La voie romaine

A l'Etoile d'Alaï, la voie Romaine passait à gué, en aval des deux ponts, à 200m environ de ceux-ci.

Pour se faire une idée de son passage au gué, il suffit de se placer au premier virage qui suit l'Etoile d'Alaï, en direction de Craponne. En regardant vers la colline opposée, à l'Ouest, on distingue nettement une trouée dans un environnement de bois et de maisons. C'est la Voie Romaine. Pour la retrouver poursuivons notre chemin le long de la départementale n°489 en direction de Craponne. Tout de suite après le premier virage suivant le nouveau pont d'Alaï, sur la droite, on la retrouve sous la forme d'une route à forte pente, peu carrossable, qui accède au plateau.
La voie aborde alors le plateau lyonnais et croise le chemin allant du village de Tassin à Francheville. Après 300m environ, elle entre sur le territoire de la commune de Craponne.

Au sortir d'Alaï, la voie se dirige d'une manière quasi-rectiligne vers le Tupinier et, ce faisant, s'élève en trois fois jusqu'au plateau de Craponne, qu'elle atteint après une courte montée l'amenant au nord des Tourillons, vestiges de l'Aqueducs nommés le Tourillon ou les Tourillons.

Se dirigeant toujours vers l'ouest, elle s'arrête alors brutalement à l'intersection de ce qui est aujourd'hui l'avenue Joseph Gladel.
En réalité, elle continue par l'impasse « voie Romaine » qui se poursuit par la « Ruette », passage étroit entre deux murs écartés d'environ 90cm et qui débouche sur la rue de Ponterle actuelle.
On pourrait penser que la voie oblique alors au sud et rejoint la D 489 puis le Tupinier et enfin Grézieu par la D 24.
L'examen du cadastre et des limites de propriétés montre toute autre chose. La voie Romaine se continue presque en ligne droite en direction du carrefour de la D 489 avec la rue Blanche Dumont allant à Corlevet aujourd'hui. La voie rencontre cette rue un peu en amont de ce carrefour.
Sur cette portion, force est de constater la cannibalisation de la voie antique par les propriétés voisines.

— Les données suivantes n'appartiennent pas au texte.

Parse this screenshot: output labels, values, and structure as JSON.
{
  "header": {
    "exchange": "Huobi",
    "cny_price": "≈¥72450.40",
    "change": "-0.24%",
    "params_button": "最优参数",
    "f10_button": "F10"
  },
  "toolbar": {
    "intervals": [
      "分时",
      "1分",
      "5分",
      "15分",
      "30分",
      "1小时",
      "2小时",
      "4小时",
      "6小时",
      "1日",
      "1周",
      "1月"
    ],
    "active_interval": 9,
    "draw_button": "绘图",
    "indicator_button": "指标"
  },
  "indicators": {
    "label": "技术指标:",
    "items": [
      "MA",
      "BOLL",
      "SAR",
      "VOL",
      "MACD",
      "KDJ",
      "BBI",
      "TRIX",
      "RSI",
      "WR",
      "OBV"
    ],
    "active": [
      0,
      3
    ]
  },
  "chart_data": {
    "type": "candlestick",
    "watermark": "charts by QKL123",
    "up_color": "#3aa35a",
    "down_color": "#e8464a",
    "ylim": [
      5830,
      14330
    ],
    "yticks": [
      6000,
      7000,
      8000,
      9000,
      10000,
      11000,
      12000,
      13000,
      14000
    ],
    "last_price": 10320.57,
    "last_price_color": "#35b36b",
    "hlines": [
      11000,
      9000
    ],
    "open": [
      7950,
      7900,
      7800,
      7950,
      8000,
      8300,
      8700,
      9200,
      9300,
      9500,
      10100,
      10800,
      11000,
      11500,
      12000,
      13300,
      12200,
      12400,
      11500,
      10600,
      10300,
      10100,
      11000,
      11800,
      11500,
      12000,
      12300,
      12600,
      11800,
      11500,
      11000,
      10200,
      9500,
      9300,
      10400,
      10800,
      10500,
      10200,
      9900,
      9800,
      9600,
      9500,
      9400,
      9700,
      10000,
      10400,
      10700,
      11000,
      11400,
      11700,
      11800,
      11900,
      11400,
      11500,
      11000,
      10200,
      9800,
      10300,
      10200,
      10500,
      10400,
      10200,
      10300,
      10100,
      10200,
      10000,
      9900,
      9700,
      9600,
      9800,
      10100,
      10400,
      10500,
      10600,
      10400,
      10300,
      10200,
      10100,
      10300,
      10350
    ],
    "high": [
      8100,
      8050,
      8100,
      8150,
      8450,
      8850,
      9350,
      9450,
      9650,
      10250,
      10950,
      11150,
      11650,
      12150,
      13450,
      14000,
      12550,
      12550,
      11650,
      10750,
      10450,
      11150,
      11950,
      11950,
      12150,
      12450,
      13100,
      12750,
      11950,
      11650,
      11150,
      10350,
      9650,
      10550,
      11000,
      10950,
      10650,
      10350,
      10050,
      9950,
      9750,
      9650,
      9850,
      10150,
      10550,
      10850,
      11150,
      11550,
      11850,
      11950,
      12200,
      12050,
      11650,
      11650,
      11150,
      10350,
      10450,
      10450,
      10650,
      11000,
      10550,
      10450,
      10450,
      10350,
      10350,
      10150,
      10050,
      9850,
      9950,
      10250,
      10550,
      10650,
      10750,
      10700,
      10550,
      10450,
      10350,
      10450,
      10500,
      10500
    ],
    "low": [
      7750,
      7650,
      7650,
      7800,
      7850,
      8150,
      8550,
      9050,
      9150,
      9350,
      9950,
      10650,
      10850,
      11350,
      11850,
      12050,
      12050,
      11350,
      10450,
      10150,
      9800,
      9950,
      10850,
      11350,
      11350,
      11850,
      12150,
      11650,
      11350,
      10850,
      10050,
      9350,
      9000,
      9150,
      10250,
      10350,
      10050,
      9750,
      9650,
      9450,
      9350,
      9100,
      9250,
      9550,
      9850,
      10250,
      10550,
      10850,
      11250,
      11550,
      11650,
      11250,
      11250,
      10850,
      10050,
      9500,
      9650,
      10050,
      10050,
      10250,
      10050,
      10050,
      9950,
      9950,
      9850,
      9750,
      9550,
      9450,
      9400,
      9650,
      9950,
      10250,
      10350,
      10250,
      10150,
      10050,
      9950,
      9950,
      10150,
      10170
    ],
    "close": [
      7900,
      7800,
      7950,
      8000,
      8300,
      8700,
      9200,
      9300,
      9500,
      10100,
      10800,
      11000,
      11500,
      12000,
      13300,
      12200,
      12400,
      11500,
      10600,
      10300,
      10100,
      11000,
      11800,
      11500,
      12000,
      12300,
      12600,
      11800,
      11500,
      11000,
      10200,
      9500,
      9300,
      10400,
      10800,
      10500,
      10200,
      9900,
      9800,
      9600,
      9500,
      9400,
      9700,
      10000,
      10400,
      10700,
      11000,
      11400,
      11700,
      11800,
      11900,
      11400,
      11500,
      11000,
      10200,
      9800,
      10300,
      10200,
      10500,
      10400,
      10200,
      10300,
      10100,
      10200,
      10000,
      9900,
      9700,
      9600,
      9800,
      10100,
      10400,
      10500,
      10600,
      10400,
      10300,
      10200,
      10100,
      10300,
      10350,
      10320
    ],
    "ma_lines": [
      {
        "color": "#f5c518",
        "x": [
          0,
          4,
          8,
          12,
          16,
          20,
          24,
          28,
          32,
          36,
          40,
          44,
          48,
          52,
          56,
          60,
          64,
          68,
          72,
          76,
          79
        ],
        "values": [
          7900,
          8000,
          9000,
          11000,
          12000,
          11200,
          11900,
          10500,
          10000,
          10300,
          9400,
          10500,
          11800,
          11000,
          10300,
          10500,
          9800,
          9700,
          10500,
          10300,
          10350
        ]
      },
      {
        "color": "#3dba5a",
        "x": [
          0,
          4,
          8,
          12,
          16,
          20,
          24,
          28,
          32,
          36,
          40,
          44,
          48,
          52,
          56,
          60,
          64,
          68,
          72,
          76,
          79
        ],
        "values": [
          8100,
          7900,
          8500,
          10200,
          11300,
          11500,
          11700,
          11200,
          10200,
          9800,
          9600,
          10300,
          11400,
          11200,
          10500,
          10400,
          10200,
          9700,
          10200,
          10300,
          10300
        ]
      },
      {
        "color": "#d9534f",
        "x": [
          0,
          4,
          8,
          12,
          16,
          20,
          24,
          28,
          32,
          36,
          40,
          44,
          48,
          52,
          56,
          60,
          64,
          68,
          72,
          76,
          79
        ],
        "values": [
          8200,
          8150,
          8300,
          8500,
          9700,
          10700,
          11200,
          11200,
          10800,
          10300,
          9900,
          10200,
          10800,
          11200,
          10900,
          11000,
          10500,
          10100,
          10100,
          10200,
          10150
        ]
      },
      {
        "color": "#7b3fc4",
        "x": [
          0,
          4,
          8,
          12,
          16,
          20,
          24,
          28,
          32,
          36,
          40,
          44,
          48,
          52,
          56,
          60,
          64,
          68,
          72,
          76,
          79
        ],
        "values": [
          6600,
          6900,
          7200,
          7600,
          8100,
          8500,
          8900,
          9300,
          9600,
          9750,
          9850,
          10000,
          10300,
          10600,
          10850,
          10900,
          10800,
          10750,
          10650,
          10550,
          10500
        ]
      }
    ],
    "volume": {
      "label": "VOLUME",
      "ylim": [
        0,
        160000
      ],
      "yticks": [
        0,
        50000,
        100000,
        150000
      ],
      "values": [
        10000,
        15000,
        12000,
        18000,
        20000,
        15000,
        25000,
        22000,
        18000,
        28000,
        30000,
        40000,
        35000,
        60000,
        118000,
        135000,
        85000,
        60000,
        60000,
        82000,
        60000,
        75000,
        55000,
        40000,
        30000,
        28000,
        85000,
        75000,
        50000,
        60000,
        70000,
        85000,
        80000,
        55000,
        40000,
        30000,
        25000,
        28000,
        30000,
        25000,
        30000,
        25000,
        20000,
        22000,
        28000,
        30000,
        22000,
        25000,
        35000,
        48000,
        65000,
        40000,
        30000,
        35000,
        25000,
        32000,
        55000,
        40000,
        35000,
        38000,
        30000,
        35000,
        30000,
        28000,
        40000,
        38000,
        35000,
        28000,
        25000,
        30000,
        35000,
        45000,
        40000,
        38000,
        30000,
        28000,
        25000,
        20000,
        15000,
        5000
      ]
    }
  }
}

Nous voilà donc au carrefour de la route de Bordeaux et de la rue Blanche Dumont. Deux possibilités s'offrent à tous pour la suite du parcours.
La première, la plus classique, confond le passage de la voie Romaine avec celui de la D 489 jusqu'au Tupinier où, par une bifurcation on rejoint Grézieu par la D 24. Dans cette hypothèse, on atteint ce village par le sud. En faveur de cette solution, on peut citer un texte de 1773, extrait des minutes de l'archevêché, qui indique que les paroissiens de Craponne peuvent aller à l'église de Grézieu « par le nouveau grand chemin de Lyon à Yzeron et Montbrizon (D 489) et ensuite depuis le tournant du Tupinier par l'ancien grand chemin de Lyon à St Bonnet-le-Froid traversant le bourg de Grézieu ».
La seconde, un peu moins classique, envisage un tracé qui, par une courbe régulière, emprunte la rue Blanche Dumont, va sur le Corlevet, passe aux Pierres Blanches et rejoint ensuite la D 30 puis Grézieu par le nord.
Cette solution a le mérite d'éviter la côte assez raide du Tupinier, bien connue de nos anciens qui, lorsqu'ils utilisaient encore le cheval, la redoutait un peu car « plus on s'élève, plus elle monte ». Cette dernière hypothèse se confond aussi avec le témoignage oral. Sur cette base, au début du siècle, une carte fut même établie avec un tracé semblable à celui que nous envisageons et intitulé « Ancienne voie Romaine ouverte sous Agrippa ».
Alors qu'en conclure ?
La réponse doit être nuancée. Une solution hybride peut être envisagée, celle qui voit la voie Romaine passer d'abord par le contournement du Tupinier, et ensuite par le Tupinier, du fait de l'importance de Grézieu qui s'affirme, des moyens de transport qui s'améliorent, du Tupinier qui devient une position stratégique permettant de contrôler tout le plateau de Craponne.
N'oublions pas aussi que l'Aqueduc est certainement à l'origine de la voie. Où passait-il entre Grézieu et Craponne ? Selon quel parcours ? Les réponses à ces questions nous permettront de mieux connaître l'aqueduc et la voie, deux vestiges intimement liés.